Piaba é um negrinho sestroso. Gaba-se pela cidade baixa de ser pauzudo. Mimosa Gardenal diz que é tudo mentira.

- Este aí não me mete o menor medo!

À noite, quando aparecem os leões-marinhos, os lobos e as jaguatiricas, esta assembléia das moneras, vem também juntar-se Piaba, doudo negrinho enviesado, de corpo quente, de sangue tinindo na jugular.

- Quero quenga especial.

O riso bruxuleante de Monique acende fácil na cara acizentada do negrinho. Os desejos da paixão. Fingisse ser o imperador Heliogabalo deixava correr-se como o reizinho que desejava possuído, ponderava ao canto da mesa Monique. 

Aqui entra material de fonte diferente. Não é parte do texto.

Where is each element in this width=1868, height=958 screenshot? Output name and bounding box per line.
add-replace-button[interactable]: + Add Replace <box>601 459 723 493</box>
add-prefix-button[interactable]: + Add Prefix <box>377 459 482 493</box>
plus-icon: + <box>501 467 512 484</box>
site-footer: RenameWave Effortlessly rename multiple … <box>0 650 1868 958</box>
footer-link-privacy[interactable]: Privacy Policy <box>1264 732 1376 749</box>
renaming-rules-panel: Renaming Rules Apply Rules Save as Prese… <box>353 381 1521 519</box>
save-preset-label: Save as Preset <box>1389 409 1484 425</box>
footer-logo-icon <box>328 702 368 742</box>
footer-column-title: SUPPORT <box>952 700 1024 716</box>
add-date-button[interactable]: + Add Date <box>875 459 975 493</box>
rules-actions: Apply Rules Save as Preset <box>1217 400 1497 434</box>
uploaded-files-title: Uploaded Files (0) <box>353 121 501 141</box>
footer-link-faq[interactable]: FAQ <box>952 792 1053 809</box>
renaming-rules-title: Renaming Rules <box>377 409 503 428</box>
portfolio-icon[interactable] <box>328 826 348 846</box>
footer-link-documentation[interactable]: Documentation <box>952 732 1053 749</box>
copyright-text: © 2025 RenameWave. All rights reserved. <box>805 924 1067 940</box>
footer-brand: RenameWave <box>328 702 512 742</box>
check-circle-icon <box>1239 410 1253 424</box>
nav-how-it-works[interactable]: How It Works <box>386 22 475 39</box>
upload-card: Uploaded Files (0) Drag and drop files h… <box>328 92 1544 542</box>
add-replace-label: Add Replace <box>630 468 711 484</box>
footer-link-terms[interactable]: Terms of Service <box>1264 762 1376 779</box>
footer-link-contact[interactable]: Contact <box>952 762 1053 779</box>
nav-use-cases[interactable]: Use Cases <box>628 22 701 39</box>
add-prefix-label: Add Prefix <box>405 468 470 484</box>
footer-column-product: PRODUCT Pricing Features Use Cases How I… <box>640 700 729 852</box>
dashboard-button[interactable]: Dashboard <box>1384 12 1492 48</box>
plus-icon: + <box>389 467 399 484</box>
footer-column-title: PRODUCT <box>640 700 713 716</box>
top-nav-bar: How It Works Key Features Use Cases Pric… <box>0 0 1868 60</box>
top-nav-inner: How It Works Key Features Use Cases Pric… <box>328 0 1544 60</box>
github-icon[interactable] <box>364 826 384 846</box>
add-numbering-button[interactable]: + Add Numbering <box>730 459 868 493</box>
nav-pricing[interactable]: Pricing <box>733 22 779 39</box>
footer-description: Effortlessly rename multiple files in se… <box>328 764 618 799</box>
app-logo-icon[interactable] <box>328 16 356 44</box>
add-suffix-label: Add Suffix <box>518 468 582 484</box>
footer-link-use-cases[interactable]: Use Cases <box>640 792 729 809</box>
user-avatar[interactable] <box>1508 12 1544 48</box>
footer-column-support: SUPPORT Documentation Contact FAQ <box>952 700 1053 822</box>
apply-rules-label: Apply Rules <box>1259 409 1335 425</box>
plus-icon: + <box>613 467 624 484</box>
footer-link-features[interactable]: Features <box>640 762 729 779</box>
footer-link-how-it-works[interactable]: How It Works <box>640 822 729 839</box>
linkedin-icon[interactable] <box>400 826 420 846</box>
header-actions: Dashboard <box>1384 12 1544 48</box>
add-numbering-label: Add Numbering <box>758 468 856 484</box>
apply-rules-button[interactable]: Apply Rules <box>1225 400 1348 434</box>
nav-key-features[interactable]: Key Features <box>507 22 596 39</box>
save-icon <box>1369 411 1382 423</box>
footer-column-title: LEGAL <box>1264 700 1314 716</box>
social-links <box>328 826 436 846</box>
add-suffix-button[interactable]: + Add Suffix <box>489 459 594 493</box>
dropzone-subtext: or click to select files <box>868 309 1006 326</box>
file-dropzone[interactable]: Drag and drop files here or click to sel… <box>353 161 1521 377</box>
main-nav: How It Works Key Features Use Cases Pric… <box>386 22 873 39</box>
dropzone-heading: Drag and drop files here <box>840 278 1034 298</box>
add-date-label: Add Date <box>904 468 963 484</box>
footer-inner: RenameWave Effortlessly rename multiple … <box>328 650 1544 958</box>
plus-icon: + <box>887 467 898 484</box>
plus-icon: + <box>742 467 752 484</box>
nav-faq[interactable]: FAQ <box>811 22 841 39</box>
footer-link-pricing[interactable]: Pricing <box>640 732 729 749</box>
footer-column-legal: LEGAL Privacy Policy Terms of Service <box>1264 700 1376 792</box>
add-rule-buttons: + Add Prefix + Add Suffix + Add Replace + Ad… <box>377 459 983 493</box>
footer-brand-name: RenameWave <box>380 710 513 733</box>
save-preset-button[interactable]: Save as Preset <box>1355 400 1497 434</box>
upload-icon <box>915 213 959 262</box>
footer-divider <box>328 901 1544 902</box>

- Mais gostosinho que Jerônimo, ah, é sim... Dá até viradeira nas tripas e tremedeira no coração. Se me quisesse, virava freira pra ser só dele.

Lá do seu canto o negrinho espia Monique que lhe espia também. Duas borboletinhas da noite. Dois moscões que reviram a carnificina da baixada e espalham o cheiro pútrido da depravação.

- Não é assim não siá dona. Pouca puta! - ouve-se apenas um reclamar de voz masculina.

Fosso úmido das gazelas, eis, pois. Ao fundo do Rancho surge Simone Pé de Anjo. Gargalhadas tristes, um palavrão se destaca:

- Caralho... Caralho para todo mundo! - gargalhadas.

Madrugada já do 2 de novembro. Nas janelas de algumas casas da baixa beijam flores os beija-flores, os colibris; as açucenas e camélias, os pirilampos ainda esvoaçam iluminando pontos aqui e ali. Na sacada de um casarão muito antigo sob a luz de um poste muito alto vê-se Monique e Piaba no afago acasalador e tenebroso das mariposas.